The government’s bid to finalise tenders for solar power and encourage generation of non-conventional energy to meet the gap in the demand and supply from conventional sources may not be a smooth affair.
It may even lead to cancellation of the present bids and going in for re-tendering at the end of 30 days time, if solar power developers back out to generate solar power at the tariff announced by the State.
The bench mark rate of Rs. 6.49 finalised by the Cabinet Sub-Committee is not viable, solar power developers claim.

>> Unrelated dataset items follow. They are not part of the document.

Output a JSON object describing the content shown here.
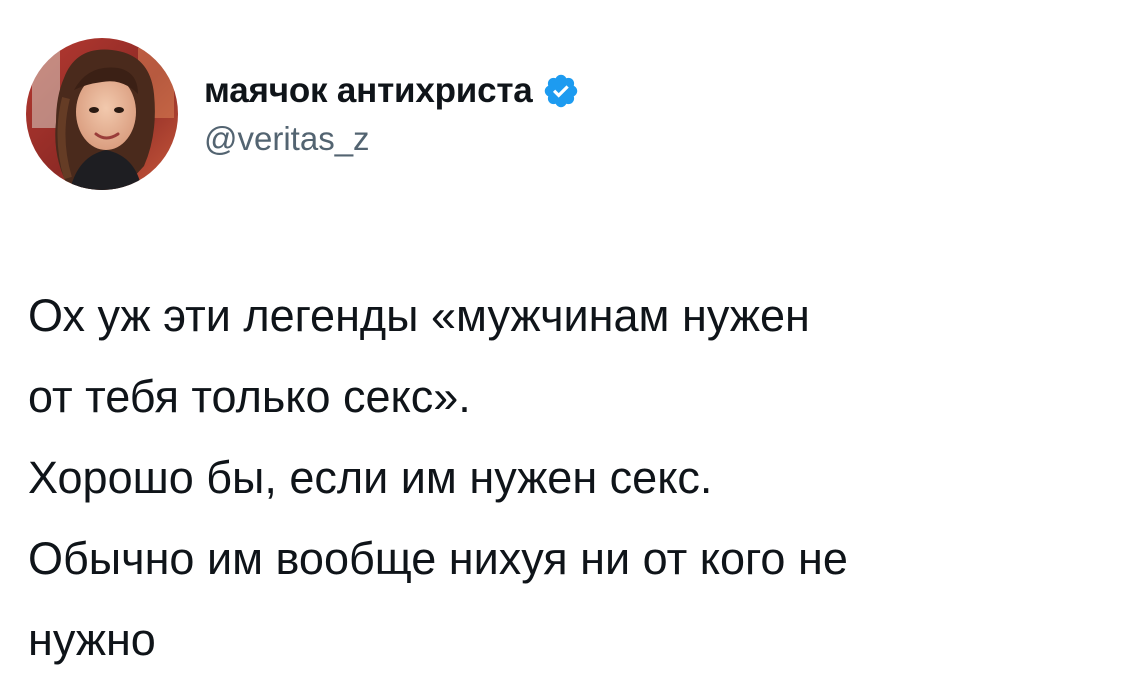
{
  "author": {
    "display_name": "маячок антихриста",
    "handle": "@veritas_z",
    "verified": true,
    "verified_icon": "verified-badge-icon",
    "avatar_icon": "user-avatar"
  },
  "tweet": {
    "lines": [
      "Ох уж эти легенды «мужчинам нужен",
      "от тебя только секс».",
      "Хорошо бы, если им нужен секс.",
      "Обычно им вообще нихуя ни от кого не",
      "нужно"
    ]
  },
  "colors": {
    "text": "#0f1419",
    "secondary_text": "#536471",
    "verified_blue": "#1d9bf0",
    "background": "#ffffff"
  }
}
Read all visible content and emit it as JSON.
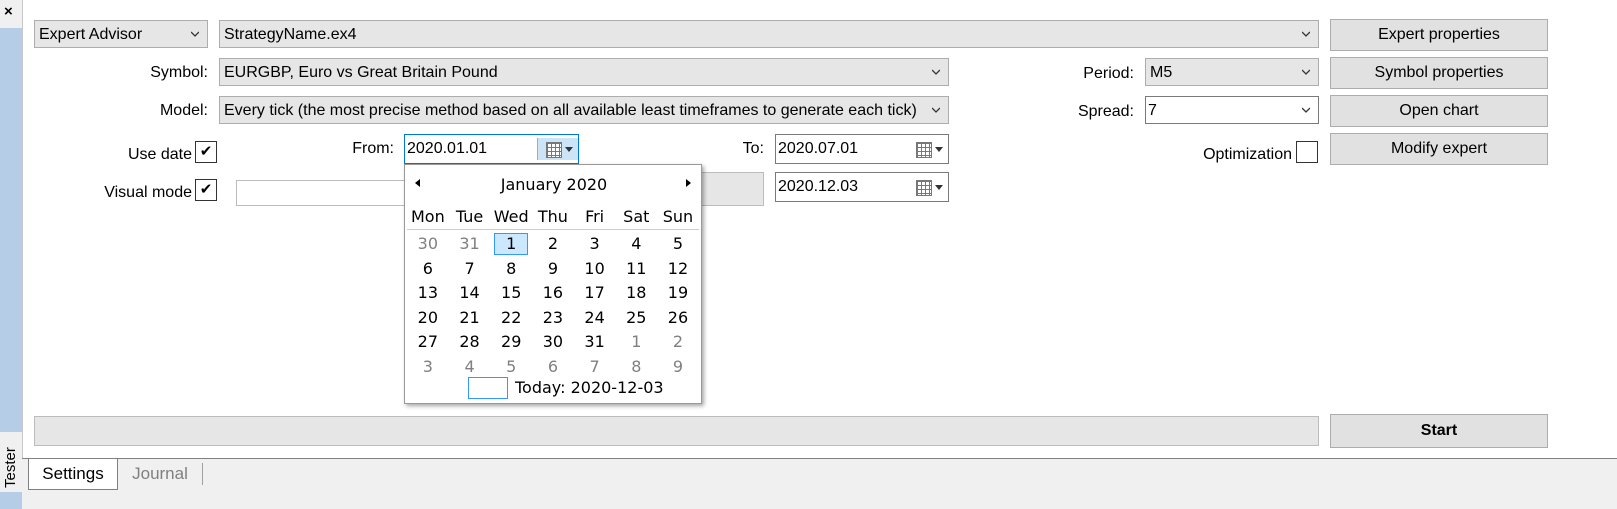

While the State, through AP Transco, invited bids from the private developers to generate about 1,000 MW of solar power, 331 bids were submitted for generating 1,780 MW. Only 13 bids for generating 56 MW were received at below Rs.7 a unit, while 107 bids were for generating 593 MW at Rs.8 to Rs.8.50 per unit.
The bids submitted quoted price in the range of below Rs.7 to above Rs.15.50 a unit. Though the government gave 30 days time to respond to the price offered by the State, sources believe that the whole issue may be heading for re-tendering.
If the price offered by the government is not acceptable to the developers that would be in force for 25 years, there is no way to increase the unit price arbitrarily by the government. It has to necessarily cancel the present competitive bids and call for fresh bids, they added. On the other hand, the government is toying with the idea of approving the projects even if they offered a capacity of 50 MW and above at the price announced by it. A senior official said that the statutory requirement to generate non-conventional energy fixed by the APREC was 100 MW only.
“By 2014 if all things go well, we will be reasonably comfortable in power generation and power will be available at Rs.6 or Rs.7 a unit. In such a scenario, committing for a higher price for solar energy 25 years can turn out to be a bad decision,” a senior official said.